A gauge of manufacturing in the 17-nation euro area fell to 45.4 from 46.1 in September, snapping two months of advances, London-based Markit Economics said today. That compares with an initial October estimate of 45.3 published on Oct. 24. A reading below 50 indicates contraction.
Europe’s slump is deepening as governments toughen spending cuts and economies around the globe show signs of cooling. The European Central Bank, which has pledged to purchase government bonds along with the euro-area rescue fund to fight the fiscal crisis, is forecast to leave its benchmark rate unchanged at its Nov. 8 meeting, according a Bloomberg survey of economists.

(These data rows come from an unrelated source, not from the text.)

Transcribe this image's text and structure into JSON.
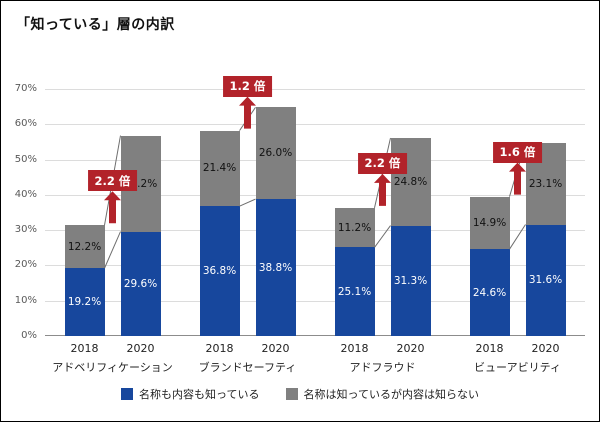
{
  "title": "「知っている」層の内訳",
  "colors": {
    "blue": "#17479d",
    "gray": "#808080",
    "red": "#b2232a",
    "grid": "#dcdcdc",
    "axis_text": "#595959",
    "connector": "#6e6e6e"
  },
  "chart_data": {
    "type": "bar",
    "stacked": true,
    "title": "「知っている」層の内訳",
    "ylim": [
      0,
      70
    ],
    "ytick_step": 10,
    "yticks": [
      "0%",
      "10%",
      "20%",
      "30%",
      "40%",
      "50%",
      "60%",
      "70%"
    ],
    "grid": true,
    "legend_position": "bottom",
    "legend": [
      {
        "label": "名称も内容も知っている",
        "color": "blue"
      },
      {
        "label": "名称は知っているが内容は知らない",
        "color": "gray"
      }
    ],
    "groups": [
      {
        "label": "アドベリフィケーション",
        "ratio": "2.2 倍",
        "bars": [
          {
            "year": "2018",
            "segments": [
              {
                "value": 19.2,
                "label": "19.2%"
              },
              {
                "value": 12.2,
                "label": "12.2%"
              }
            ]
          },
          {
            "year": "2020",
            "segments": [
              {
                "value": 29.6,
                "label": "29.6%"
              },
              {
                "value": 27.2,
                "label": "27.2%"
              }
            ]
          }
        ]
      },
      {
        "label": "ブランドセーフティ",
        "ratio": "1.2 倍",
        "bars": [
          {
            "year": "2018",
            "segments": [
              {
                "value": 36.8,
                "label": "36.8%"
              },
              {
                "value": 21.4,
                "label": "21.4%"
              }
            ]
          },
          {
            "year": "2020",
            "segments": [
              {
                "value": 38.8,
                "label": "38.8%"
              },
              {
                "value": 26.0,
                "label": "26.0%"
              }
            ]
          }
        ]
      },
      {
        "label": "アドフラウド",
        "ratio": "2.2 倍",
        "bars": [
          {
            "year": "2018",
            "segments": [
              {
                "value": 25.1,
                "label": "25.1%"
              },
              {
                "value": 11.2,
                "label": "11.2%"
              }
            ]
          },
          {
            "year": "2020",
            "segments": [
              {
                "value": 31.3,
                "label": "31.3%"
              },
              {
                "value": 24.8,
                "label": "24.8%"
              }
            ]
          }
        ]
      },
      {
        "label": "ビューアビリティ",
        "ratio": "1.6 倍",
        "bars": [
          {
            "year": "2018",
            "segments": [
              {
                "value": 24.6,
                "label": "24.6%"
              },
              {
                "value": 14.9,
                "label": "14.9%"
              }
            ]
          },
          {
            "year": "2020",
            "segments": [
              {
                "value": 31.6,
                "label": "31.6%"
              },
              {
                "value": 23.1,
                "label": "23.1%"
              }
            ]
          }
        ]
      }
    ]
  }
}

“It already looks probable that the euro zone is headed for further economic contraction in the fourth quarter,” said Howard Archer, chief European economist at IHS Global Insight. “We don’t expect the ECB to loosen monetary policy at the Nov. 8 meeting, but we have pencilled an interest-rate cut to 0.5 percent in December.”
The euro was lower against the dollar after the manufacturing data. The European currency, which has fallen more than 6 percent versus the dollar in the past year, traded at $1.2877 at 10:30 a.m. in Brussels, down 0.5 percent on the day.
Euro-area governments may find it more difficult to plug their budget gaps with at least five nations already in recessions and the fiscal turmoil spreading from the periphery to core countries. Manufacturing output contracted in Germany, France and Italy in October, today’s data showed.
Thomas Mayer, an economic adviser to Deutsche Bank AG, said he anticipates a euro-area recession will continue into 2013.
“We are probably going with negative momentum into the first quarter of next year,” Mayer said yesterday in an interview with Guy Johnson on Bloomberg Television’s “The Pulse.” “The recession now looks likely to continue, and this puts the question of rate cuts back on the table.”
With consumers holding back spending and global demand faltering, European companies may struggle to maintain their sales growth. MAN SE Chief Executive Officer Georg Pachta-Reyhofen said on Oct. 30 that the debt crisis has led to uncertainty that “translates into shrinking order books” at Europe’s third-largest truckmaker.
While manufacturing indicators from the U.K., Sweden, Norway, Greece, Switzerland and the Czech Republic yesterday also showed contractions, China’s manufacturing expanded for the first time in three months in October and a gauge in India rose. The U.S. factory index also gained last month.